Distributed inference
The techniques described in the Online learning document can also be used to perform inference over a cluster of machines. Each machine runs the same model, but with different data and different incoming messages, then they exchange messages. The steps are as follows:
- Determine how you want to partition the model, and identify the set of variables shared among multiple partitions.
- For each shared variable, create a variable to hold incoming messages, and attach it via ConstrainEqualRandom. We will call this the inbox. Each machine will have a different value for the inbox. Initially, the inboxes are all uniform.
- Each machine runs inference, obtaining the MarginalDividedByPrior for each shared variable, and divides it by the inbox. We will call this the upward message. If machines are indexed by m, then we will get an array of messages indexed by m.
- On the next iteration, the inbox for a variable on machine m is equal to the product of messages from all other machines.
- At convergence, the posterior for the variable is its marginal computed by any of the machines (they should all be equal).
An example of this procedure can be found in the Infer.NET distribution under Learners. The paths to the batched training methods for the classifier and recommender are:
- Classifier\BayesPointMachineClassifierInternal\Classifiers\NativeDataFormatBayesPointMachineClassifier.cs -> TrainOnMultipleBatches()
- Recommender\MatchboxRecommenderInternal\NativeDataFormatMatchboxRecommender.cs -> Train()
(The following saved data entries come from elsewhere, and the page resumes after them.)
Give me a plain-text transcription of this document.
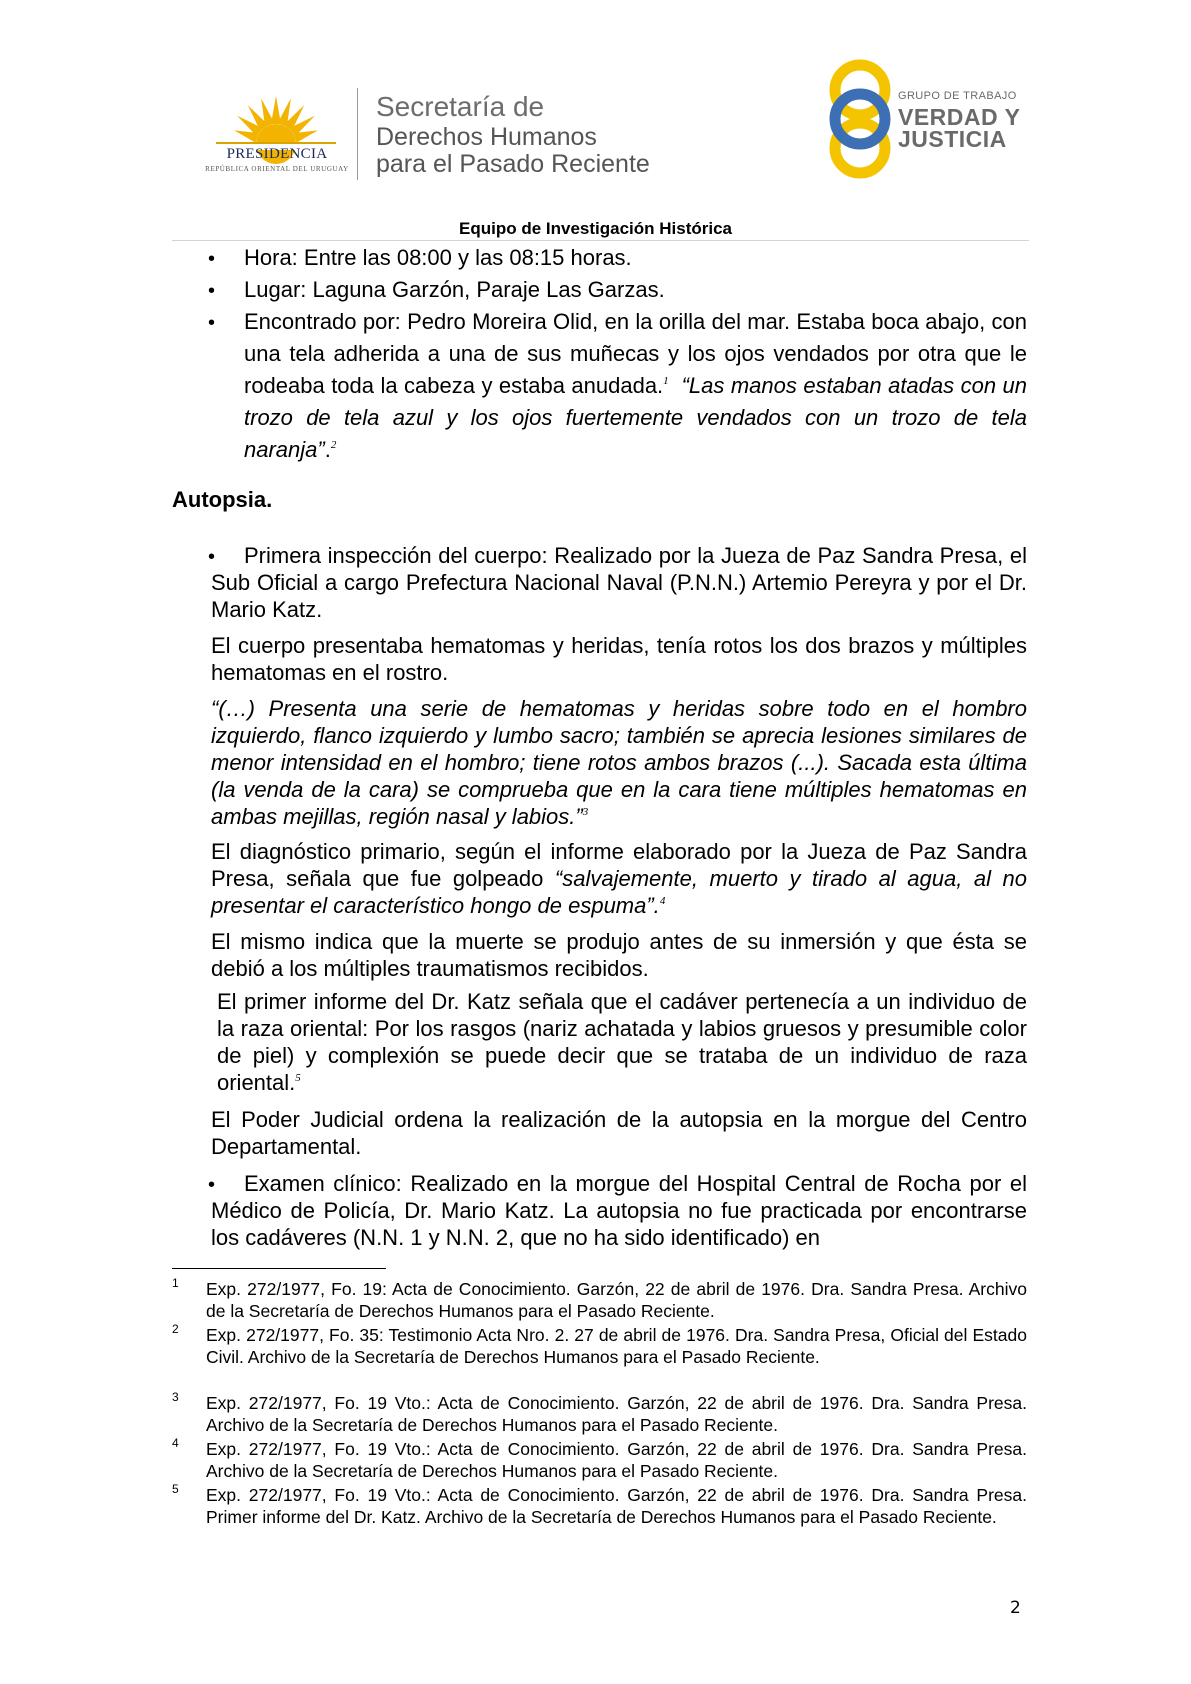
PRESIDENCIA
REPÚBLICA ORIENTAL DEL URUGUAY
Secretaría de
Derechos Humanos
para el Pasado Reciente
GRUPO DE TRABAJO
VERDAD Y
JUSTICIA
Equipo de Investigación Histórica
•
Hora: Entre las 08:00 y las 08:15 horas.
•
Lugar: Laguna Garzón, Paraje Las Garzas.
•
Encontrado por: Pedro Moreira Olid, en la orilla del mar. Estaba boca abajo, con una tela adherida a una de sus muñecas y los ojos vendados por otra que le rodeaba toda la cabeza y estaba anudada.$^1$ “Las manos estaban atadas con un trozo de tela azul y los ojos fuertemente vendados con un trozo de tela naranja”.$^2$
Autopsia.
•
Primera inspección del cuerpo: Realizado por la Jueza de Paz Sandra Presa, el Sub Oficial a cargo Prefectura Nacional Naval (P.N.N.) Artemio Pereyra y por el Dr. Mario Katz.
El cuerpo presentaba hematomas y heridas, tenía rotos los dos brazos y múltiples hematomas en el rostro.
“(…) Presenta una serie de hematomas y heridas sobre todo en el hombro izquierdo, flanco izquierdo y lumbo sacro; también se aprecia lesiones similares de menor intensidad en el hombro; tiene rotos ambos brazos (...). Sacada esta última (la venda de la cara) se comprueba que en la cara tiene múltiples hematomas en ambas mejillas, región nasal y labios.”$^3$
El diagnóstico primario, según el informe elaborado por la Jueza de Paz Sandra Presa, señala que fue golpeado “salvajemente, muerto y tirado al agua, al no presentar el característico hongo de espuma”.$^4$
El mismo indica que la muerte se produjo antes de su inmersión y que ésta se debió a los múltiples traumatismos recibidos.
El primer informe del Dr. Katz señala que el cadáver pertenecía a un individuo de la raza oriental: Por los rasgos (nariz achatada y labios gruesos y presumible color de piel) y complexión se puede decir que se trataba de un individuo de raza oriental.$^5$
El Poder Judicial ordena la realización de la autopsia en la morgue del Centro Departamental.
•
Examen clínico: Realizado en la morgue del Hospital Central de Rocha por el Médico de Policía, Dr. Mario Katz. La autopsia no fue practicada por encontrarse los cadáveres (N.N. 1 y N.N. 2, que no ha sido identificado) en
1 Exp. 272/1977, Fo. 19: Acta de Conocimiento. Garzón, 22 de abril de 1976. Dra. Sandra Presa. Archivo de la Secretaría de Derechos Humanos para el Pasado Reciente.
2 Exp. 272/1977, Fo. 35: Testimonio Acta Nro. 2. 27 de abril de 1976. Dra. Sandra Presa, Oficial del Estado Civil. Archivo de la Secretaría de Derechos Humanos para el Pasado Reciente.
3 Exp. 272/1977, Fo. 19 Vto.: Acta de Conocimiento. Garzón, 22 de abril de 1976. Dra. Sandra Presa. Archivo de la Secretaría de Derechos Humanos para el Pasado Reciente.
4 Exp. 272/1977, Fo. 19 Vto.: Acta de Conocimiento. Garzón, 22 de abril de 1976. Dra. Sandra Presa. Archivo de la Secretaría de Derechos Humanos para el Pasado Reciente.
5 Exp. 272/1977, Fo. 19 Vto.: Acta de Conocimiento. Garzón, 22 de abril de 1976. Dra. Sandra Presa. Primer informe del Dr. Katz. Archivo de la Secretaría de Derechos Humanos para el Pasado Reciente.
2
To divide out the inbox in step 3, we can use a clever modelling trick instead of doing the division manually. The trick is to make a copy of the shared variable and infer the MarginalDividedByPrior of the copy. Since the inbox is part of the prior of the copy, it will be divided out for free. Here is an example:
Variable<double> weight = Variable.GaussianFromMeanAndVariance(0, 1);
Variable<Gaussian> weightInbox = Variable.Observed(new Gaussian(3,4));
Variable.ConstrainEqualRandom(weight, weightInbox);
Variable<double> weightCopy = Variable.Copy(weight);
weightCopy.AddAttribute(QueryTypes.MarginalDividedByPrior);
InferenceEngine engine = new InferenceEngine();
var message = engine.Infer<Gaussian>(weightCopy, QueryTypes.MarginalDividedByPrior);
This method is recommended since it not only avoids the cost of doing the division but also potential numerical inaccuracies due to round-off errors. (The cost of copying a variable in Infer.NET is negligible since the compiler will optimize it away in the generated code.)